Replied to The lecture paradox (David White)

I suspect we know that the lecture is not as much of a draw as live music or the big screen – the ‘live’ experience is perhaps too similar to the recorded version. This means that we need to work on our live presence (on-site and online), just as many bands have had to, and there are many techniques that can be employed. I’d argue that presence and good pedagogy go hand-in-hand. How can we expect our students to be engaged in something which is unengaging?

We need to refocus our idea of university around the importance of creating moments of shared presence to facilitate new connections – connections in our thinking and connections with those around us.

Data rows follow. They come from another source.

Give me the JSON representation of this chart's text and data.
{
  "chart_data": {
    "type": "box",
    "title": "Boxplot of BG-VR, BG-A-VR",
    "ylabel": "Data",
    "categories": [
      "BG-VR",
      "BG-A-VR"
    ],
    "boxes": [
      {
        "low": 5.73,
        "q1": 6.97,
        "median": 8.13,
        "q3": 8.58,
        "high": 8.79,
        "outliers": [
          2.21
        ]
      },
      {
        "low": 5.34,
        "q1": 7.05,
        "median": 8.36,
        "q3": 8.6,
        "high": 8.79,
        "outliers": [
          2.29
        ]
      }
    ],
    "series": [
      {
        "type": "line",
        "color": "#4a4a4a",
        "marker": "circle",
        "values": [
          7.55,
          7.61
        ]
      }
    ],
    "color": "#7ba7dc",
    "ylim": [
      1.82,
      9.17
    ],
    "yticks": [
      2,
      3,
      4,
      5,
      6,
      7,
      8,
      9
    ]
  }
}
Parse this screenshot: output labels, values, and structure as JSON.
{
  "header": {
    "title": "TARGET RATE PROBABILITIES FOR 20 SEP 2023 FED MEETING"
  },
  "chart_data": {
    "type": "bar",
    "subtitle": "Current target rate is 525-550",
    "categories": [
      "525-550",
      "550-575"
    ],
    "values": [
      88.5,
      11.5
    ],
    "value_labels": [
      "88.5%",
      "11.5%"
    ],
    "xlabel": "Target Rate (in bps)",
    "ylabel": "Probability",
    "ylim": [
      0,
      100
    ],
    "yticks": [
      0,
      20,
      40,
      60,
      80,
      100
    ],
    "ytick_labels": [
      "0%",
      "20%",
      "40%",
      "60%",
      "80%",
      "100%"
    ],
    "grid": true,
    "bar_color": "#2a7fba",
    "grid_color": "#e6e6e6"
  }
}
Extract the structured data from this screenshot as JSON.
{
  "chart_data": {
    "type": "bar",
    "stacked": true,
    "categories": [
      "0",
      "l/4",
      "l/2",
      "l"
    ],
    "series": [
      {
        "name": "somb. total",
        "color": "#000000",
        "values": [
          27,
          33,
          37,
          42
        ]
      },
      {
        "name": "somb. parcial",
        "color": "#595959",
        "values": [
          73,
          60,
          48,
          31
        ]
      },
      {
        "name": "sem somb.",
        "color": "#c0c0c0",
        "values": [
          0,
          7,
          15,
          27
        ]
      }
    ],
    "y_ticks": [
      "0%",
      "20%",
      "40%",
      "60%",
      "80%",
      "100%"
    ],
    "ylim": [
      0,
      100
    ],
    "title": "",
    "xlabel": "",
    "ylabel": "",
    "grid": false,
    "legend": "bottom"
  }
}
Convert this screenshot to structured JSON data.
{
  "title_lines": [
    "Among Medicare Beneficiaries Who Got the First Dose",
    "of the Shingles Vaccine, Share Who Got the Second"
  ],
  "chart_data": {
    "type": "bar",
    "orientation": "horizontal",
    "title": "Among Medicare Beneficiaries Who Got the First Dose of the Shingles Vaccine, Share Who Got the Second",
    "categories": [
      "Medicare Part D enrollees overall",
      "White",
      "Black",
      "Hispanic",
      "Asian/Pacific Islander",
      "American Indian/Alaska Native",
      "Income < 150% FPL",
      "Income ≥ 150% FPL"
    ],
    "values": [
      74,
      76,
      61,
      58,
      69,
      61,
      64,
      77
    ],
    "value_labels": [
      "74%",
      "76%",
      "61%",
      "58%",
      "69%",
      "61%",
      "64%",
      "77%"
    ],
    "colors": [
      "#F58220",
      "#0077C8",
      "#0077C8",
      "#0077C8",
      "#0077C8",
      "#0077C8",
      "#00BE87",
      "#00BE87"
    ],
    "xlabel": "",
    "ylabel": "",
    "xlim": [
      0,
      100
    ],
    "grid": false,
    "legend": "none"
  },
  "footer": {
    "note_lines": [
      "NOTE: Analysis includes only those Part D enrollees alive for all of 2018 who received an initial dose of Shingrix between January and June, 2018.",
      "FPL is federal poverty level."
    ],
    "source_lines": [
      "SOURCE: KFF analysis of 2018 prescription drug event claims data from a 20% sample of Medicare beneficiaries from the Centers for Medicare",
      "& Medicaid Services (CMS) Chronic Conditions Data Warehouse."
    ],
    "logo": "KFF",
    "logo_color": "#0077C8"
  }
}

I am really interested in your correlation between lectures and live music. I recently watched a discussion with Chilly Gonzales in which he spoke about the difference between composing and performance.

You know who’s full of shit? Stupid singer-songwriters who say, “I’m just going to go up there and be myself.” They’re full of shit

Songwriting has to be 100% personal. It’s walking out onstage. It’s taking a photo, choosing an album title. All that you have to have in mind. It can’t be personal any more. It has to be fantastical, which is still personal. It’s the part of your personality that is a fantasy, that has to… That’s the part that carries the football into the end zone of the audience, but when you’re like, planning the music, of course it has to be one hundred percent personal. I never think about who’s listening when I’m composing. That moment is strictly reserved for you and yourself one hundred percent.

For me this same challenge is present in the lecture paradox.

I remember doing a conference presentation a few years ago in which I received scathing feedback. What I realised in hindsight is that I had put far too much effort into the content and failed to provide enough consideration to pedagogy and presentation.